- That has raised worries that the expected recovery will not be as strong as first hoped
HONG KONG: Asian markets sank Monday following big losses on Wall Street as inflation worries and the spreading Delta virus variant fuel worries about the global recovery, while oil prices also sank after top producers reached a deal to hike output.
Hong Kong was the worst hit after the United States warned businesses about the "growing risks" of operating in the city as China tightens its grip, raising concerns about its future as a financial hub.
With vaccines being rolled out around the world and some governments easing lockdowns, equities enjoyed a healthy first half of the year, with many hitting records or multi-year highs as traders bet on a strong rebound from last year's pandemic-induced collapse.
But the frightening spread of the highly transmissible Delta variant has thrown a spanner in the works as leaders in several countries -- particularly those with slow inoculation programmes -- reimpose lockdowns and other containment measures.
Even in parts of the world where most people have been jabbed and reopenings continue, such as England, there is a growing concern about a surge in new cases.
That has raised worries that the expected recovery will not be as strong as first hoped.
Meanwhile, a surge in inflation has rekindled speculation that the Federal Reserve and other central banks could be forced to wind down their ultra-loose monetary policies and raise interest rates sooner than expected.
Treasury Secretary Janet Yellen last Thursday warned prices rises will continue to be strong for the next few months but that they would eventually slow down.
"Markets are... dealing with a burst of inflation pressure that hasn't been observed for quite some time," said Michael Hood, at JP Morgan Asset Management.
He said there was "uncertainty about whether it will be temporary or lasting, and a Federal Reserve that is viewing all this through the lens of an untested and somewhat vague new framework, which they've not been able to communicate very clearly about".
Oil drops after output deal
"There's also plenty of ambiguity about the fiscal policy outlook," he wrote in a note, adding: "Finally, there's the Delta variant, which is forcing investors to re-focus on the virus at a time when most had been happy to leave that issue behind.
"Needless to say, all this is happening at a time when valuations - across equities, bonds, and credit - are pretty elevated."
After all three main indexes on Wall Street fell into the red last week, Asia followed suit.
Hong Kong shed more than two percent, with traders also weighing a US advisory on doing businesses there in light of China's clampdown.

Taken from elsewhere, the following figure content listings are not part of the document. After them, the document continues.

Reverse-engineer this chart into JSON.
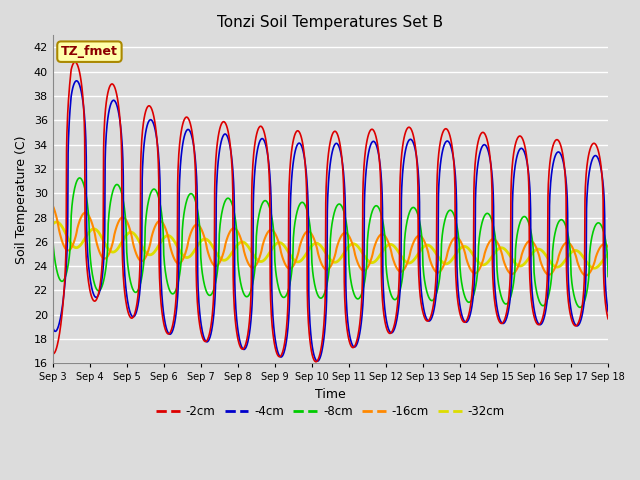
{
  "title": "Tonzi Soil Temperatures Set B",
  "xlabel": "Time",
  "ylabel": "Soil Temperature (C)",
  "ylim": [
    16,
    43
  ],
  "yticks": [
    16,
    18,
    20,
    22,
    24,
    26,
    28,
    30,
    32,
    34,
    36,
    38,
    40,
    42
  ],
  "background_color": "#dcdcdc",
  "grid_color": "#ffffff",
  "annotation_text": "TZ_fmet",
  "annotation_color": "#8b0000",
  "annotation_bg": "#ffffaa",
  "annotation_border": "#aa8800",
  "series": [
    {
      "label": "-2cm",
      "color": "#dd0000",
      "linewidth": 1.2
    },
    {
      "label": "-4cm",
      "color": "#0000cc",
      "linewidth": 1.2
    },
    {
      "label": "-8cm",
      "color": "#00cc00",
      "linewidth": 1.2
    },
    {
      "label": "-16cm",
      "color": "#ff8800",
      "linewidth": 1.5
    },
    {
      "label": "-32cm",
      "color": "#dddd00",
      "linewidth": 2.0
    }
  ],
  "x_tick_labels": [
    "Sep 3",
    "Sep 4",
    "Sep 5",
    "Sep 6",
    "Sep 7",
    "Sep 8",
    "Sep 9",
    "Sep 10",
    "Sep 11",
    "Sep 12",
    "Sep 13",
    "Sep 14",
    "Sep 15",
    "Sep 16",
    "Sep 17",
    "Sep 18"
  ]
}
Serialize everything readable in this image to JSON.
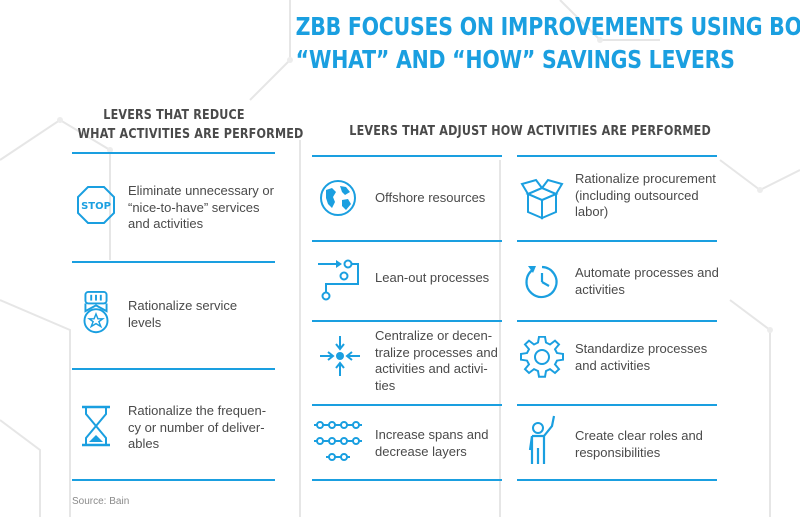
{
  "title": {
    "line1": "ZBB FOCUSES ON IMPROVEMENTS USING BOTH",
    "line2": "“WHAT” AND “HOW” SAVINGS LEVERS"
  },
  "left_column": {
    "heading_line1": "LEVERS THAT REDUCE",
    "heading_line2": "WHAT ACTIVITIES ARE PERFORMED",
    "items": [
      {
        "icon": "stop-sign-icon",
        "icon_text": "STOP",
        "lines": [
          "Eliminate unnecessary or",
          "“nice-to-have” services",
          "and activities"
        ]
      },
      {
        "icon": "medal-icon",
        "lines": [
          "Rationalize service",
          "levels"
        ]
      },
      {
        "icon": "hourglass-icon",
        "lines": [
          "Rationalize the frequen-",
          "cy or number of deliver-",
          "ables"
        ]
      }
    ]
  },
  "right_column": {
    "heading": "LEVERS THAT ADJUST HOW ACTIVITIES ARE PERFORMED",
    "items_left": [
      {
        "icon": "globe-icon",
        "lines": [
          "Offshore resources"
        ]
      },
      {
        "icon": "process-flow-icon",
        "lines": [
          "Lean-out processes"
        ]
      },
      {
        "icon": "centralize-arrows-icon",
        "lines": [
          "Centralize or decen-",
          "tralize processes and",
          "activities and activi-",
          "ties"
        ]
      },
      {
        "icon": "spans-layers-icon",
        "lines": [
          "Increase spans and",
          "decrease layers"
        ]
      }
    ],
    "items_right": [
      {
        "icon": "open-box-icon",
        "lines": [
          "Rationalize procurement",
          "(including outsourced",
          "labor)"
        ]
      },
      {
        "icon": "clock-cycle-icon",
        "lines": [
          "Automate processes and",
          "activities"
        ]
      },
      {
        "icon": "gear-icon",
        "lines": [
          "Standardize processes",
          "and activities"
        ]
      },
      {
        "icon": "person-raising-hand-icon",
        "lines": [
          "Create clear roles and",
          "responsibilities"
        ]
      }
    ]
  },
  "source": "Source: Bain",
  "colors": {
    "accent": "#1a9fe0",
    "text": "#4a4a4a",
    "bg_lines": "#e6e6e6"
  }
}
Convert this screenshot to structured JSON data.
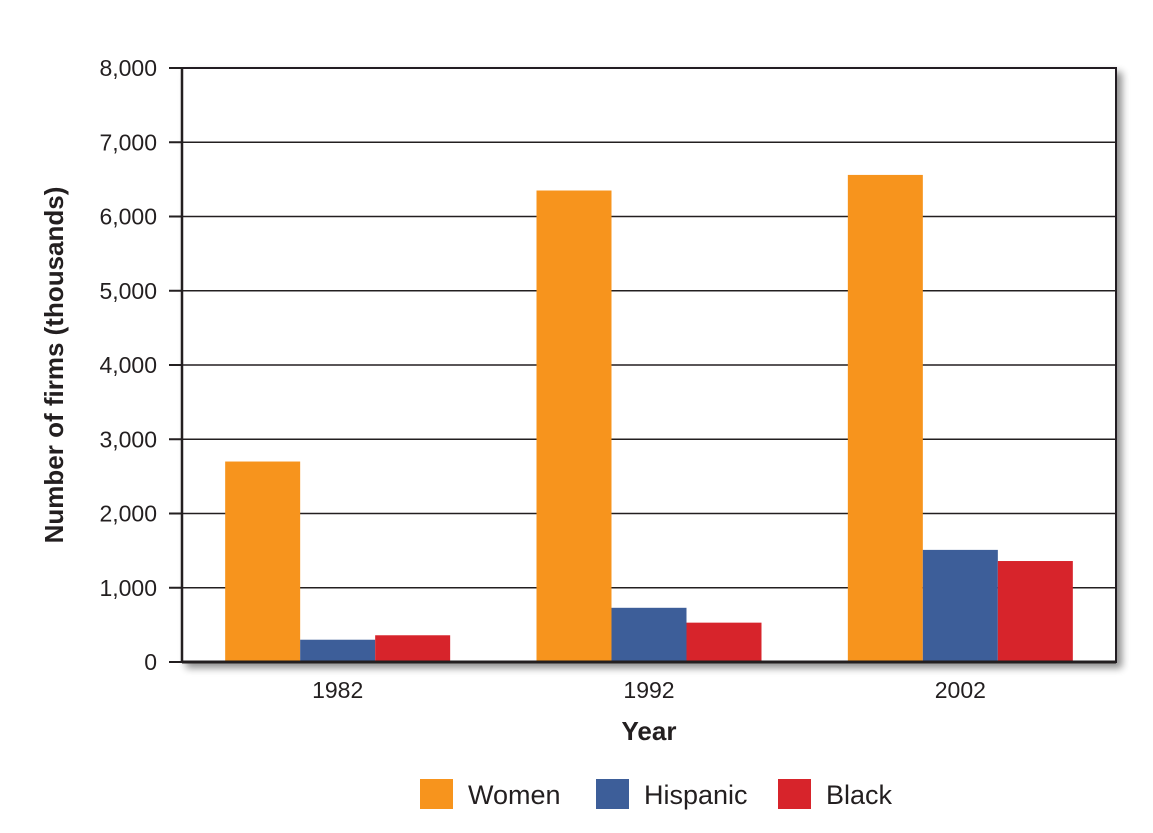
{
  "chart_data": {
    "type": "bar",
    "categories": [
      "1982",
      "1992",
      "2002"
    ],
    "series": [
      {
        "name": "Women",
        "values": [
          2700,
          6350,
          6560
        ],
        "color": "#f7941d"
      },
      {
        "name": "Hispanic",
        "values": [
          300,
          730,
          1510
        ],
        "color": "#3d5e99"
      },
      {
        "name": "Black",
        "values": [
          360,
          530,
          1360
        ],
        "color": "#d7242b"
      }
    ],
    "xlabel": "Year",
    "ylabel": "Number of firms (thousands)",
    "ylim": [
      0,
      8000
    ],
    "yticks": [
      "0",
      "1,000",
      "2,000",
      "3,000",
      "4,000",
      "5,000",
      "6,000",
      "7,000",
      "8,000"
    ],
    "grid": true,
    "legend_position": "bottom"
  }
}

The much-anticipated report acknowledged the former British colony "retains many economic distinctions" from the mainland, including stronger protections of intellectual property but raised concerns about the fragile working environment following the introduction of a national security law last year.
Tokyo, Singapore, Seoul and Manila all lost more than one percent, while there were also big losses in Shanghai, Sydney, Taipei, Jakarta and Wellington.
Energy firms were among those suffering selling pressure after OPEC and other major producers finally reached a deal Sunday to pump more oil, bringing an end to a standoff.
The OPEC+ meeting agreed to produce an extra 400,000 barrels per day a month from August to meet rising demand and temper price rises, which would help keep the global recovery on track.
Negotiations on easing production cuts became deadlocked earlier in July owing to a row between the world's largest oil exporter Saudi Arabia and neighbour the United Arab Emirates.
Prices had been sitting around three-year highs as traders fretted that supplies would not be enough to meet improving demand.
But Daniel Hynes, of Australia & New Zealand Banking Group, said: "The deal reached over the weekend is likely to lead to some further weakness in the short term, as investors unwind positions on the prospects of higher supply."
However, he said the market was still relatively tight, meaning the drop in prices would likely be short-lived.